Yannis Vasilis Yaylali
Bir Yunanli olarak Sayin Abdullah Öcalan’a gerçekleştirilen uluslararası komplo ne zaman aklıma gelse ilk Yunan hükümetinin ihaneti, ikinci olarak Yunan halkının Pontoslu çocuğu ve Kürt dostu sosyolog Mihalis Haralambidis aklıma gelir. Böylesi bir süreçte Haralambidis’i anmamak kendimize, mücadelemize ihanet olur.
HARALAMBIDIS 1988 YILINDA BEKAA VADİSİNDE ÖCALAN İLE GÖRÜŞTÜ
Haralambidis Kürtler, Kaybolan Bir Halkın Tarihi’ kitabının da yazarıdır.
“..Fikirleriyle, pratiğiyle Kürt mücadelesine destek olan Haralambidis, 1986’da Cenevre’de Birleşmiş Milletler (BM) ile yaptığı görüşmelerde Türkiye’nin Kürtlere yönelik saldırılarını gündeme getirdi.”
“Panhellenik Sosyalist Hareketi (PASOK) kurucularından olan Haralambidis 1988 yılında milletvekilleri ve belediye başkanlarından oluşan bir grupla Bekaa’da PKK Lideri Abdullah Öcalan ile de görüştü.”

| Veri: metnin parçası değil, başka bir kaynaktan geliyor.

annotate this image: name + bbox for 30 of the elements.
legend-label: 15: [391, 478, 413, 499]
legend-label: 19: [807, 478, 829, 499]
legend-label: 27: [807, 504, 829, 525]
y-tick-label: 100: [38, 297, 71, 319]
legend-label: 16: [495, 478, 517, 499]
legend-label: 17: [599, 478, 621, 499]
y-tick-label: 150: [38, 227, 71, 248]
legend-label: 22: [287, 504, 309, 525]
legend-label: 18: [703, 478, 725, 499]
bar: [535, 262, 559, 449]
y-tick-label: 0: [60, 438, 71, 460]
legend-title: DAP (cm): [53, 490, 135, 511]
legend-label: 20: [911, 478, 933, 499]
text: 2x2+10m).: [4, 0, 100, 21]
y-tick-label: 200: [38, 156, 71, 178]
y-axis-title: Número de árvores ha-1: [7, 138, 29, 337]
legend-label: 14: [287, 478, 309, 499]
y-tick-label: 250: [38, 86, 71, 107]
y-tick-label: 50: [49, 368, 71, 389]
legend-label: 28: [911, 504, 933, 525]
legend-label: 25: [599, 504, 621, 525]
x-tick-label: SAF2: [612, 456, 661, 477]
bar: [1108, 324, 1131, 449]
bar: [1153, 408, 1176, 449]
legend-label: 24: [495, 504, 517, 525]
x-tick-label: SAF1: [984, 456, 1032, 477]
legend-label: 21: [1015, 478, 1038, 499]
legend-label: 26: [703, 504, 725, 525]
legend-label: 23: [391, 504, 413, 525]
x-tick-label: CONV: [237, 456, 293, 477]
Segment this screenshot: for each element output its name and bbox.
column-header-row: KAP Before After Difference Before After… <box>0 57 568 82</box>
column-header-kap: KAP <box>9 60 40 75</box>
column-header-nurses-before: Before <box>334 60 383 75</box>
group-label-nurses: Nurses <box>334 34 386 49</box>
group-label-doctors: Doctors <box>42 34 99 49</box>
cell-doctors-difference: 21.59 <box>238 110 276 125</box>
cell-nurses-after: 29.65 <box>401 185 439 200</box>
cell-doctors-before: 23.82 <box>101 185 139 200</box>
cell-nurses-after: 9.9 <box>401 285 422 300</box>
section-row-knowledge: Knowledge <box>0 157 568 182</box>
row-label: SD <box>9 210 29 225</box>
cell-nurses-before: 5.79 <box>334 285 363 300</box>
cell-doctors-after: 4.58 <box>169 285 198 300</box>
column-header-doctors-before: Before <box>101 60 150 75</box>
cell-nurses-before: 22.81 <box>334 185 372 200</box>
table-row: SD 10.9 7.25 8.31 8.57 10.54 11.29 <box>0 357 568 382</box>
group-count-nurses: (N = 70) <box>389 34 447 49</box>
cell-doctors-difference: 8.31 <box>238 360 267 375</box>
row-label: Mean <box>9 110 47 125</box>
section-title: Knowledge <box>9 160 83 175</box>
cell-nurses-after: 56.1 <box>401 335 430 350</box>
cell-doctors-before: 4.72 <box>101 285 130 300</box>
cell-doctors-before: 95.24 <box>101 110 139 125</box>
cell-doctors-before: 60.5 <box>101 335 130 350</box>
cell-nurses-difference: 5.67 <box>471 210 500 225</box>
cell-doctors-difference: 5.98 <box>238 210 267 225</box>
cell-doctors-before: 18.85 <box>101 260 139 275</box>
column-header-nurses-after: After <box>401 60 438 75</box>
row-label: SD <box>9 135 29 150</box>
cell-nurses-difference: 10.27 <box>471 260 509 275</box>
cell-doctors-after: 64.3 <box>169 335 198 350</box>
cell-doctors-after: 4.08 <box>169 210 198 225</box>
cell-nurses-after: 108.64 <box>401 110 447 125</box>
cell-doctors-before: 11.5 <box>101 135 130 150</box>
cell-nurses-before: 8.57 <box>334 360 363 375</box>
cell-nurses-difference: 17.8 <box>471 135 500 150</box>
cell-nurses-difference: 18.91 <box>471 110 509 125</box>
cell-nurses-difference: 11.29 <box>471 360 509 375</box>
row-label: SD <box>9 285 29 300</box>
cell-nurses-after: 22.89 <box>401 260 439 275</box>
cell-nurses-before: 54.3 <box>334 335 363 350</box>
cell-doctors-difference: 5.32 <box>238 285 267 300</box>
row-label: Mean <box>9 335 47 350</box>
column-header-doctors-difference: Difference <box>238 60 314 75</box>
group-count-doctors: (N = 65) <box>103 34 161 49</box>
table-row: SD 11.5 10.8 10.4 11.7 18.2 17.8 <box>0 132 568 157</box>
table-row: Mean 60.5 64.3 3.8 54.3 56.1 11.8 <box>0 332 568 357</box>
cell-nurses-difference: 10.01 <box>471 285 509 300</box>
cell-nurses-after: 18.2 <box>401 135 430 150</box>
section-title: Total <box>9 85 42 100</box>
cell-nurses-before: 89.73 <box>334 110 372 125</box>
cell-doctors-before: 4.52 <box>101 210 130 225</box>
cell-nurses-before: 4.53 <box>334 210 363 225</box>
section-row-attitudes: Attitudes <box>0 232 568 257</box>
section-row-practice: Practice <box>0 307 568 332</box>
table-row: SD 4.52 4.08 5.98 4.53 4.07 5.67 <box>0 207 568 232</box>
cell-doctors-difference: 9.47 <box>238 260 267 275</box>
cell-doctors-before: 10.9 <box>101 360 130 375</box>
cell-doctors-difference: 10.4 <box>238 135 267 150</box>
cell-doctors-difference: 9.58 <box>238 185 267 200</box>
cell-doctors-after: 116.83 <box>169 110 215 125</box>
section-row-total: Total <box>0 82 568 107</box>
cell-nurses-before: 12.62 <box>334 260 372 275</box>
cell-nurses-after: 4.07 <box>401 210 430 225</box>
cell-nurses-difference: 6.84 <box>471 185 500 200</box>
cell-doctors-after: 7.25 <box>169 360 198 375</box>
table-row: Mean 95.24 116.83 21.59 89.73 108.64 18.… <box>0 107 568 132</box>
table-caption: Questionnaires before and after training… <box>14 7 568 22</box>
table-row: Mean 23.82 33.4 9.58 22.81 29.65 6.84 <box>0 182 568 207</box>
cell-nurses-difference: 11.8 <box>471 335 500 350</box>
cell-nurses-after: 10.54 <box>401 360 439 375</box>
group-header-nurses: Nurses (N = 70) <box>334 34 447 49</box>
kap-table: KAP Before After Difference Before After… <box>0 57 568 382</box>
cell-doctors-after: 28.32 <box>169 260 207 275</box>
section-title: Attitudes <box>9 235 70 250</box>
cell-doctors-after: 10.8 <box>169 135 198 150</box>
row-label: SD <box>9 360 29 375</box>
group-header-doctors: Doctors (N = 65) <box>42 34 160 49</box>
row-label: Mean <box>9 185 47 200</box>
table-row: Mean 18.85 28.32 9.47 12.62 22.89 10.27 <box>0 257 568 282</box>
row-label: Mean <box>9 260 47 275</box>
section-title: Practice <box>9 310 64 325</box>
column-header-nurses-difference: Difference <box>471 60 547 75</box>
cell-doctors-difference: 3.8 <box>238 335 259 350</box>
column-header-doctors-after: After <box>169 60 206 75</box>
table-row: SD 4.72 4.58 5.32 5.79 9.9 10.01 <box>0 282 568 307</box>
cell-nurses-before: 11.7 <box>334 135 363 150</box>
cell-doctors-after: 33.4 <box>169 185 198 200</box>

HARALAMBIDIS 1994 YILINDA SAYİN ABDULLAH ÖCALAN İÇİN NOBEL BARIŞ ÖDÜLÜ İSTEDİ
“Yine 1994 yılında verdiği bir demeçte PKK Lideri Öcalan’a Nobel Barış Ödülü verilmesi gerektiğini ifade eden Haralambidis, 15 Şubat komplosu ‘Utanç’ olarak tariflerden o dönem yapılan sokak eylemlerinde de yer aldı. Uluslararası Halkların Hakları ve Kurtuluşu Birliği’nin de kurucu ve yöneticileri arasında yer alan Haralambidis, Öcalan için “Öcalan, Küçük Asya ve Kürdistan’da demokrasinin ilham kaynağıdır” ifadelerini kullandı.
YUNANISTAN’DA PONTOS SOYKIRIMININ TANINMASINI SAĞLADI
“Ailesi Pontos’tan Yunanistan’a göçen Haralambidis Trabzonlu olduğunu söylerken, 19 Mayıs’ın Pontus Soykırımı’nı Anma Günü olarak kabul edilmesi için de yoğun bir uğraş verdi. Pontos soykırımın tanınması için PASOK Merkez Komitesi Üyesi olduğu dönemde yoğun bir mücadele veren Haralambidis’in çabaları sonucunda 1994’te Yunanistan parlamentosu Pontus soykırımını resmen tanıdı.”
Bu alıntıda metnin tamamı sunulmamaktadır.